Relentlessly Evolving Microbial Drug Resistance May Take Us Back to Pre-Antibiotic Days — Other People’s Sexual Liasons Affect Everyone’s Vulnerability to Non-Sexually Transmitted Bacterial Diseases
© 2011 Peter Free
20 September 2011
Why this topic?
Developing antibiotic resistance reminds us how difficult it is to wall the rich world off from the planet’s more characteristic experiences with rampant diseases.
Gonorrhea as source of other bacterial species’ antibiotic resistance
An editorial in the Canadian Medical Association Journal warned that:
Neisseria gonorrhoea is rapidly evolving into a multi-resistant bacteria, recalcitrant to all single-dose antibiotics in common use including second- and third-generation cephalosporins.
Without serious attention, multiresistant gonorrhea will spread globally, causing increased rates of pelvic inflammatory disease and urethritis.
Worse, it will promote antibiotic resistance in nongonococcal microbes by direct gene transfer and other mechanisms as it travels around the world. As a result, life-threatening infections may become untreatable.
Without action, we are heading back to the pre-antibiotic era, with an escalation in the number of deaths from other multi-resistant organisms as well as rampant gonococcal infections — with treatment options for urethritis limited to painkillers, baths and catheterization for strictures.
© 2011 Noni E. MacDonald, Matthew B. Stanbrook, Ken Flegel, Paul C. Hébert, and Daniel Rosenfield, Gonorrhea: what goes around comes around, Canadian Medical Association Journal, DOI: 10.1503/cmaj.111393 (early online publication, 19 September 2011) (paragraphs split)
The key point here is that one bacterial species can transmit its drug-resistance to other species. Most of the public is unaware of this.
This means that the generalized evolution of multi-drug resistant bacteria progresses faster and more widely than one might anticipate.
The prevalence of sexually transmitted diseases makes them a good incubator for the development of antimicrobial drug resistance(s)
Sexually transmitted diseases probably rank near the top of commonly acquired diseases. That means that these ailments provide microbes with ample opportunities to evolve their defenses against antimicrobial drugs.
Like a human enemy with good battlefield communications, some bacteria (like gonorrhea) are good at transmitting successful adaptations to their non-sexually transmitted colleagues. Which means that other people’s sexual endeavors indirectly affect the general pool of human bacterial illnesses.
Education? — Necessary, but ultimately not enough
The Journal’s editorial recommends disease-prevention programs among sexually active youth. Although helpful, this step will not prevent the evolution of completely resistant bacteria.
A substantial group of people always ignore recommended precautions. Just as they did with AIDs, where even the anticipation of death did not change risky behavior and the evolution of drug resistant virus subtypes.

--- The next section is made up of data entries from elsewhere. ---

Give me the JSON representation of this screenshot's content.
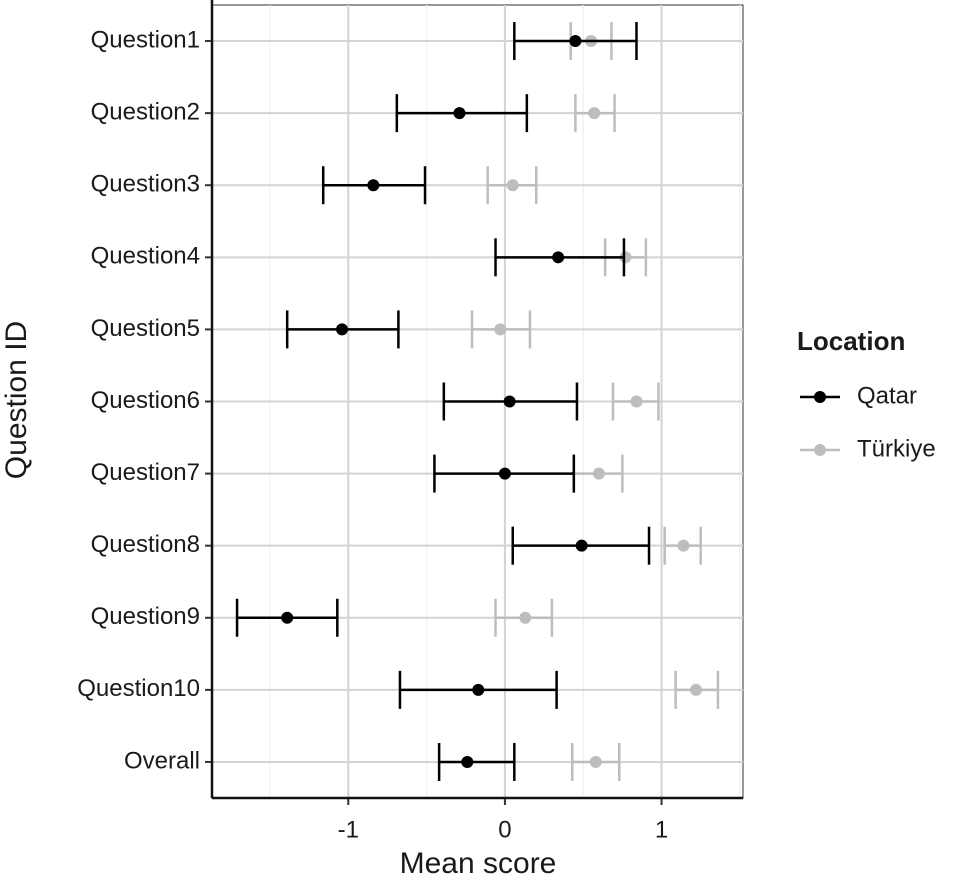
{
  "chart_data": {
    "type": "dot_errorbar",
    "x_label": "Mean score",
    "y_label": "Question ID",
    "categories": [
      "Question1",
      "Question2",
      "Question3",
      "Question4",
      "Question5",
      "Question6",
      "Question7",
      "Question8",
      "Question9",
      "Question10",
      "Overall"
    ],
    "series": [
      {
        "name": "Qatar",
        "color": "#000000",
        "values": [
          0.45,
          -0.29,
          -0.84,
          0.34,
          -1.04,
          0.03,
          0.0,
          0.49,
          -1.39,
          -0.17,
          -0.24
        ],
        "lower": [
          0.06,
          -0.69,
          -1.16,
          -0.06,
          -1.39,
          -0.39,
          -0.45,
          0.05,
          -1.71,
          -0.67,
          -0.42
        ],
        "upper": [
          0.84,
          0.14,
          -0.51,
          0.76,
          -0.68,
          0.46,
          0.44,
          0.92,
          -1.07,
          0.33,
          0.06
        ]
      },
      {
        "name": "Türkiye",
        "color": "#bdbdbd",
        "values": [
          0.55,
          0.57,
          0.05,
          0.77,
          -0.03,
          0.84,
          0.6,
          1.14,
          0.13,
          1.22,
          0.58
        ],
        "lower": [
          0.42,
          0.45,
          -0.11,
          0.64,
          -0.21,
          0.69,
          0.44,
          1.02,
          -0.06,
          1.09,
          0.43
        ],
        "upper": [
          0.68,
          0.7,
          0.2,
          0.9,
          0.16,
          0.98,
          0.75,
          1.25,
          0.3,
          1.36,
          0.73
        ]
      }
    ],
    "xlim": [
      -1.87,
      1.52
    ],
    "xticks": [
      -1,
      0,
      1
    ],
    "grid": true,
    "legend_title": "Location",
    "legend_position": "right"
  }
}
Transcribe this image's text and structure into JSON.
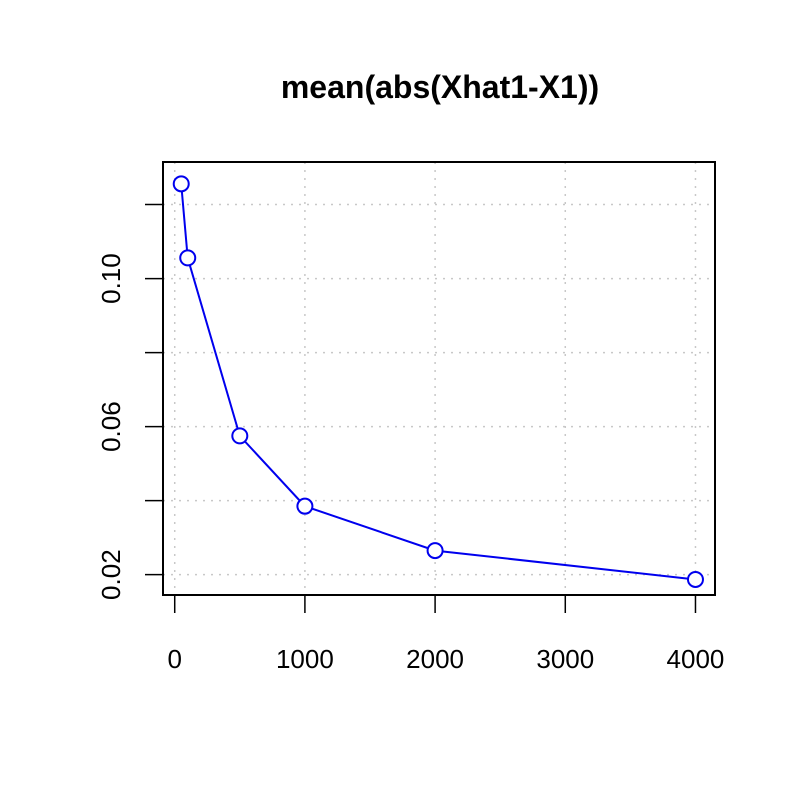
{
  "chart_data": {
    "type": "line",
    "title": "mean(abs(Xhat1-X1))",
    "xlabel": "",
    "ylabel": "",
    "x": [
      50,
      100,
      500,
      1000,
      2000,
      4000
    ],
    "series": [
      {
        "name": "mean(abs(Xhat1-X1))",
        "values": [
          0.1256,
          0.1056,
          0.0575,
          0.0385,
          0.0265,
          0.0187
        ]
      }
    ],
    "xlim": [
      -90,
      4150
    ],
    "ylim": [
      0.0145,
      0.1315
    ],
    "xticks": [
      0,
      1000,
      2000,
      3000,
      4000
    ],
    "xtick_labels": [
      "0",
      "1000",
      "2000",
      "3000",
      "4000"
    ],
    "yticks": [
      0.02,
      0.04,
      0.06,
      0.08,
      0.1,
      0.12
    ],
    "ytick_labels": [
      "0.02",
      "",
      "0.06",
      "",
      "0.10",
      ""
    ],
    "grid": true,
    "line_color": "#0000ee",
    "marker": "open-circle"
  }
}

Staying ahead of microbial illness requires never-ending inventions
The world simply uses too many antimicrobials in medicine and agriculture to slow down the evolutionary arms race that exists between antimicrobial drugs and constantly adapting microbes.
Unfortunately, humanity has been experiencing a lull in our inventive ability to stay ahead of the evolution of multi-drug resistance.
The outlook?
The developed world will almost certainly begin to experience some aspects of the third world’s vulnerability to previously treatable illnesses.
It is possible that this trend will result in the emergence of a new political willingness to consider more actively integrating private and government pharmaceutical efforts.